Flavius was then doubly surprised by what happened next, not seeing Petrus as in any way religious. Yet he was quick to kneel, uttered his supplications to the deities in a strong voice and with passion, which was only half as fervent as those he uttered when the youngster had departed, in which there was a degree of wailing and sobbing which took time to pass, for if he sinned readily, he was much assailed by the fear of damnation for doing so.

His mental self-flagellation complete he made his way downstairs to a room raucous with people enjoying themselves, where he called to the owner, asked him to engage a messenger and when that was provided, the fellow was sent off with a coin and a scroll to the villa of Pentheus Vicinus.

Flavius unwittingly rode past that same villa, exiting the city by the Blachernae Gate, and that with no trouble; people leaving the city, even after dark, were of little concern to the urban prefects. Once on the Via Gemina he put his mount into a canter, his mind ruminating on his mission, but also the notion that he might once more come upon Apollonia, the effect of those thoughts making his blood race. He made his first nightly stop, a government mansio only three leagues from the city, on a route in which he had to walk as much as ride in order not to overtire his mount, for the real pressure to hurry on his travels would begin on the next morning.

When Pentheus Vicinus received the message from Petrus, he called immediately for a covered chariot, as well as two of his most loyal retainers, men who normally patrolled the grounds at night. On this occasion they would be left unguarded, the mission they were on much more vital than looking after the senator’s property.

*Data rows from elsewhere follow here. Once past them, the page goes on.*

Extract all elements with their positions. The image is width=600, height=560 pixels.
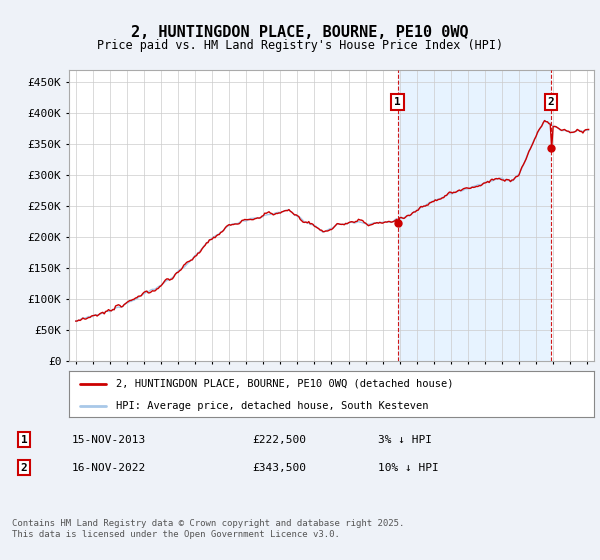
Text: 2: 2 xyxy=(20,463,28,473)
Text: 2: 2 xyxy=(548,97,554,107)
Text: 1: 1 xyxy=(394,97,401,107)
Text: 15-NOV-2013: 15-NOV-2013 xyxy=(72,435,146,445)
Text: £222,500: £222,500 xyxy=(252,435,306,445)
Text: 10% ↓ HPI: 10% ↓ HPI xyxy=(378,463,439,473)
Bar xyxy=(398,70,551,361)
Text: 1: 1 xyxy=(20,435,28,445)
Text: 2, HUNTINGDON PLACE, BOURNE, PE10 0WQ: 2, HUNTINGDON PLACE, BOURNE, PE10 0WQ xyxy=(131,25,469,40)
Text: Price paid vs. HM Land Registry's House Price Index (HPI): Price paid vs. HM Land Registry's House … xyxy=(97,39,503,53)
Text: 3% ↓ HPI: 3% ↓ HPI xyxy=(378,435,432,445)
Text: £343,500: £343,500 xyxy=(252,463,306,473)
Text: Contains HM Land Registry data © Crown copyright and database right 2025.
This d: Contains HM Land Registry data © Crown c… xyxy=(12,520,404,539)
Text: 2, HUNTINGDON PLACE, BOURNE, PE10 0WQ (detached house): 2, HUNTINGDON PLACE, BOURNE, PE10 0WQ (d… xyxy=(116,379,454,389)
Text: 16-NOV-2022: 16-NOV-2022 xyxy=(72,463,146,473)
Text: HPI: Average price, detached house, South Kesteven: HPI: Average price, detached house, Sout… xyxy=(116,401,429,410)
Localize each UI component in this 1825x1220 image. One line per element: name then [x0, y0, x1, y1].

Petrus, having seared his soul, spent a happy night carousing, in what was a favourite tavern frequented by himself and a goodly number of his uncle’s officers. He particularly enjoyed the dancing performed by girls who were not too shy of exposing their flesh nor of suggestive choreography designed to fire the desires of the men in their audience. As company, Petrus preferred them to the staid and painted women that he was constantly being introduced to by his mother, with heavy hints at them being suitable brides with good dowries. He liked his women with the sweat of activity on them and little or no inhibitions.

He was in a room with two of them, sated and sound asleep when Flavius espied the twin lanterns that marked the entrance to the mansio where he would spend the night. How different it was to approach such a place with the means to enter, to be greeted with grovelling obsequiousness by the man on night watch and have a bell rung to fetch someone to show him to a comfortable chamber. Knowing it would not be long till it was light again he lay down to sleep, removing only those things that made it uncomfortable, his excubitor breast- and backplate as well as his silver filigreed greaves and riding boots. Apollonia was much in his thoughts as he drifted off to sleep.

The watchman, who usually enjoyed a good and quiet night, was thinking that God had it in for him when a senator turned up and demanded entry. It was then he realised he had forgotten to tell that young excubitor something, but he was no doubt asleep now so it would have to wait; he would find out soon enough. Going back into his hutch he tried to do the same himself, cursing his disturbed night.

There was a commotion within the house, but the watchman was too far off to hear it and he had retired by the time Flavius awoke, to decline a bath, grab some fruit and, in a hurry, get back astride his horse and ride away. The two naked bodies found outside the perimeter of the mansio in wooded countryside were not connected to him, for they lay undisturbed for three days before discovery and that only came about because, in the late summer heat, they had begun to smell.

Who they were and where they had come from was never established, not that anyone tried very hard to find out, given they were very obviously, by their dress and features, people of no account. Likewise the senator had left in his covered chariot before cockcrow, not even stopping to eat.